As bad as the inflation for January and February may be, a more ominous development is the heating up of inflationary psychology - the expectation that the price situation will continue to get worse.

Inflationary expectations are translated into price and wage increases in anticipation of higher costs, rather than in response to increase already absorbed.

And in the money markets, such expectations are reflected in higher borrowing costs, as investors seek an interest rate premium to take care of what they expect to be a bigger bite from inflation in the period ahead.

Such inflationary psychology, in turn, translates into a higher actual inflation rate as companies, unions, and individuals take some advance measures to protect themselves but in the process add to the spiral.

U.S. Steel Corp., for example, yesterday announced a $10.50 per-ton, or 2.2 percent, increase in its base price on steel mill products to "cover the cost of the new coal labor contract," although no coal price increases have yet been announced. And higher steel prices inevitably will beget higher prices for autos and other manufactured goods.

Just such an anticipatory process is under way in the money markets, where inflation and interest rates are intertwined.

In the last week, interest rates on new issues have climbed sharply and prices on older bonds have been knocked down.

On Tuesday, the U.S. Treasury paid 7.94 percent to borrow $2.51 billion in five-year, one-month notes, the highest yield the Treasury has paid since July 1976 when it begin auctioning notes of this maturity. At the previous auction last October, the yield averaged 7.18 percent.

Tellingly, this development is not in response to any new tightening move by the Federal Reserve Board, which has kept to a placidly steady course since its last surprise turn of the screw in January, but in anticipation that such tightening, along with higher inflation, is in the offing.

"Investors are anticipating higher interest rates during the coming months," said Paine Webber, Jackson and Curtis money market economist Lawrence A. Kudlow. "And in all probability, the over-riding concern on the part of all financial market participants is the fear that U.S. inflation is again heating up."

"Many investors are coming around to the view that the disappointing price data published in January and February is not going to be an aberration, . . . and that over the . . . remainder of 1978, U.S. inflation has now moved to a new zone of 7 to 8 percent," he added.

"As inflationary anticipation rise, investors demand increased inflation premiums," said Kudlow. "This has the practical effect of driving nominal rates higher."

Adding to the dour expectations is investor disappointment at President Carter's unwillingness so far to clearly tackle the inflation problem with some long-term policy, he claimed.

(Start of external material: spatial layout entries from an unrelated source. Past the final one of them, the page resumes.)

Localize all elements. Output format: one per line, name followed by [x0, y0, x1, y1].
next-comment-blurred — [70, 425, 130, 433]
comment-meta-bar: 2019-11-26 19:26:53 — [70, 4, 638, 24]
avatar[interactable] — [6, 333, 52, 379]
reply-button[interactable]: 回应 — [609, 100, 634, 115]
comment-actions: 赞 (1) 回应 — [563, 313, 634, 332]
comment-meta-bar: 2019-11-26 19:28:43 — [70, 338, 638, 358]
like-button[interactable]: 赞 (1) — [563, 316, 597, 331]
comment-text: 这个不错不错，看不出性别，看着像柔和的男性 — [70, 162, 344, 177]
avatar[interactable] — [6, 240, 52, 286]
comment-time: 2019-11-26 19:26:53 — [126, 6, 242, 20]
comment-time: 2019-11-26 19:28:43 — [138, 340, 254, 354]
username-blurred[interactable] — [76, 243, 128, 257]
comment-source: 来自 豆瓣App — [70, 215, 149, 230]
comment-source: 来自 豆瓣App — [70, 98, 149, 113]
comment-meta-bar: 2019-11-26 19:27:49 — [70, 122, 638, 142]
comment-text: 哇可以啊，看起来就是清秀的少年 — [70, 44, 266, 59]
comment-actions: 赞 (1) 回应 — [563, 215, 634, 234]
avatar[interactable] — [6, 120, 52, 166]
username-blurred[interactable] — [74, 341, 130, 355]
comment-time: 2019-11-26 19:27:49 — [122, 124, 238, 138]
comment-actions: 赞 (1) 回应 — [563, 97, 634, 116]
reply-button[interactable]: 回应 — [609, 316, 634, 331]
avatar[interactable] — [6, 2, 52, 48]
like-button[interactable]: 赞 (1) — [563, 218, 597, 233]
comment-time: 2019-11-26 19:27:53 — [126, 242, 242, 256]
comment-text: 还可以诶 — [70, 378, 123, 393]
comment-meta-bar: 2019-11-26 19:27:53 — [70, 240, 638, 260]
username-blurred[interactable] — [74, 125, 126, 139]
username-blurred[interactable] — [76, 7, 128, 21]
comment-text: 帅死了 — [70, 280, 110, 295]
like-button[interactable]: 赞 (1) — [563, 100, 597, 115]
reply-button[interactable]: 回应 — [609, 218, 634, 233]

"This disappointment is probably causing the expectation of future inflation - for the second half of 1978 and all of 1979 - to worsen," the analyst noted.

"It's partly anticipation, and it's partly fundamentals," said Henry Kaufman, chief economist at Salomon Brothers, in trying to explain the latest rate rise.

Although money supply growth has been very moderate, reflecting this winter's economy, which was depressed by weather and the coal stride, Kaufman and other market analysts expect a new surge in the money base to occur soon as the economy rebounds. "That may cause the central bank to lift its target on the federal funds rate," he noted.

"There is also the psyhcology," he added. "There are some very fundamental developments saying increased inflation is here. There is the increase in the minimum wage, rising Social Security taxes, farm price support programs, and the depreciation of the dollar. These are all inflation propellants."

At this point, most analysts believe the administration has delayed too, long and may have missed the boat in grappling with inflation. And it now faces the prespect of seriously rising prices at a time when it is proposing potentially inflationary government measures to stimulate a fading ecomonic recovery.

"If we go into 1979 with inflation rising and the economy slowing, you have a real dilemma - typical stagflating - at the same time you have a huge budget deficit," observed William N. Griggs, vice president and economist with J. Henry Schroder Bank & Trust Co.

"What's troubling is that, from a cyclical point of view, we should be near a balanced budget," he said. "If we go into a slowdown, that will hurt tax revenues and further increase the deficit. But if we cut taxes, or expand spending to counteract the slowdown, that adds to the deficit and increased inflation."

All of the concern about inflation has heightened discussion of the posibility of some kind of income policy to control wage and price increases, either through voluntary guidelines or other measures.

But as Kudlow of Paine Webber points out, just the discussion of an incomes policy "rises tremendous uncertainly, and this kind of speculation often leads to anticipatory price increased or to anticipatory increases in interest rates," and also affects wage negotiations.

"The dilemma is that the administration has missed its timing and, in missing its timing, will have to pay the economic and political consequences," said Kaufman.